Palestinian president Mahmoud Abbas said Thursday that he had asked the United States to help end a weeks-long hunger strike by Palestinians held in Israeli jails, as the Red Cross warned the strikers were entering a “critical phase”. Hundreds of the prisoners have been refusing food since April 17 over conditions for about 6,500 Palestinian inmates.
Speaking to senior members of his Fatah party in Ramallah after meeting President Donald Trump's special representative Jason Greenblatt, Abbas said he had spelt out his position to the envoy who would convey it to the Israelis.
“We have explained in detail to American envoy Jason Greenblatt the issue of the prisoner strike and we have called for American intervention to ensure that the rights of prisoners are protected and their humanitarian demands are granted,” he said.
‘Shall be in touch’
“We shall be in touch with him to give us the answer of the Israeli side,” he said, adding he hoped to announce a response “in the evening or tomorrow”. Greenblatt is in Israel and the Palestinian territories to follow up on Trump’s visit earlier in the week and to build on his plans for a new Israeli-Palestinian peace initiative, according to Israeli media.

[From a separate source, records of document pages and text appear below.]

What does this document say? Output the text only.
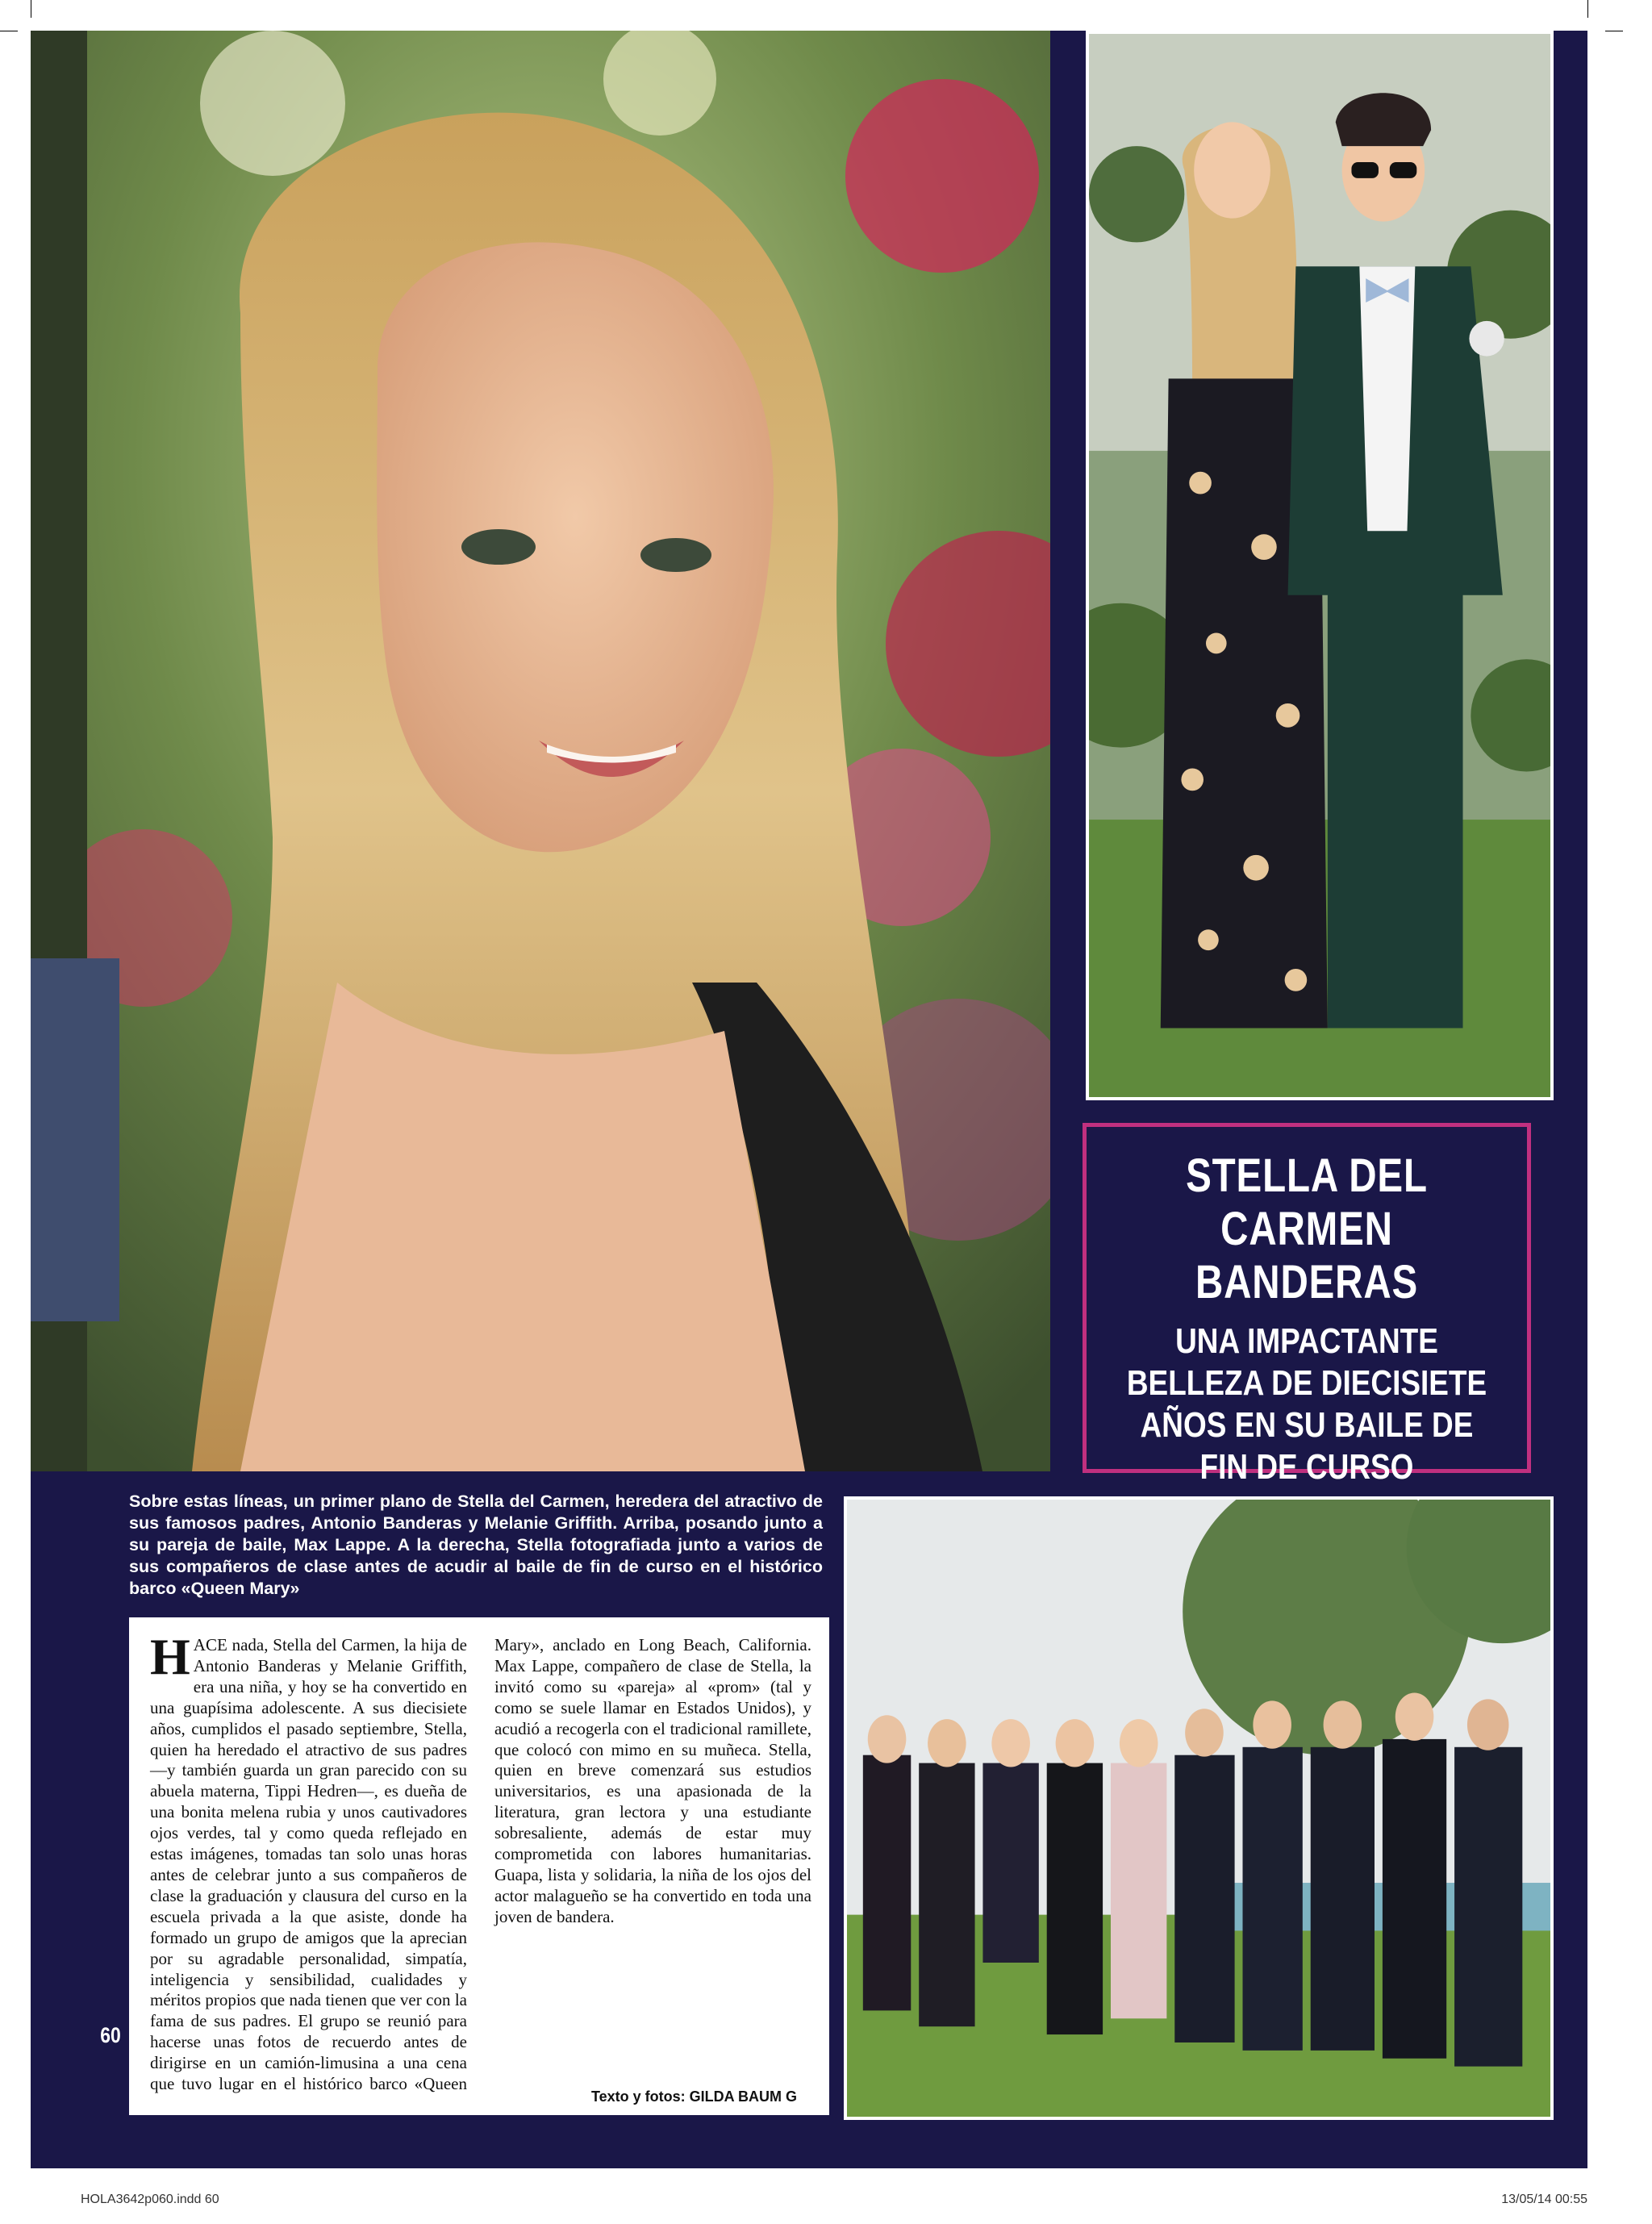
STELLA DEL
CARMEN BANDERAS
UNA IMPACTANTE
BELLEZA DE DIECISIETE
AÑOS EN SU BAILE DE
FIN DE CURSO
Sobre estas líneas, un primer plano de Stella del Carmen, heredera del atractivo de sus famosos padres, Antonio Banderas y Melanie Griffith. Arriba, posando junto a su pareja de baile, Max Lappe. A la derecha, Stella fotografiada junto a varios de sus compañeros de clase antes de acudir al baile de fin de curso en el histórico barco «Queen Mary»
HACE nada, Stella del Carmen, la hija de Antonio Banderas y Melanie Griffith, era una niña, y hoy se ha convertido en una guapísima adolescente. A sus diecisiete años, cumplidos el pasado septiembre, Stella, quien ha heredado el atractivo de sus padres —y también guarda un gran parecido con su abuela materna, Tippi Hedren—, es dueña de una bonita melena rubia y unos cautivadores ojos verdes, tal y como queda reflejado en estas imágenes, tomadas tan solo unas horas antes de celebrar junto a sus compañeros de clase la graduación y clausura del curso en la escuela privada a la que asiste, donde ha formado un grupo de amigos que la aprecian por su agradable personalidad, simpatía, inteligencia y sensibilidad, cualidades y méritos propios que nada tienen que ver con la fama de sus padres. El grupo se reunió para hacerse unas fotos de recuerdo antes de dirigirse en un camión-limusina a una cena que tuvo lugar en el histórico barco «Queen Mary», anclado en Long Beach, California. Max Lappe, compañero de clase de Stella, la invitó como su «pareja» al «prom» (tal y como se suele llamar en Estados Unidos), y acudió a recogerla con el tradicional ramillete, que colocó con mimo en su muñeca. Stella, quien en breve comenzará sus estudios universitarios, es una apasionada de la literatura, gran lectora y una estudiante sobresaliente, además de estar muy comprometida con labores humanitarias. Guapa, lista y solidaria, la niña de los ojos del actor malagueño se ha convertido en toda una joven de bandera.
Texto y fotos: GILDA BAUM G
60
HOLA3642p060.indd 60	13/05/14 00:55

The hunger strike is being led by prominent Fatah figure Marwan Barghouti, who is serving five life sentences for murders committed during the second Palestinian intifada, or uprising. Among the strikers’ demands are access to telephones, more family visits, improved medical care and an end to punitive solitary confinement.
The International Committee of the Red Cross said Thursday that its doctors who have been visiting the prisoners were concerned about “potential irreversible health consequences”. “From a medical standpoint, we are entering a critical phase,” it added, urging the authorities on both sides to find a solution to the standoff.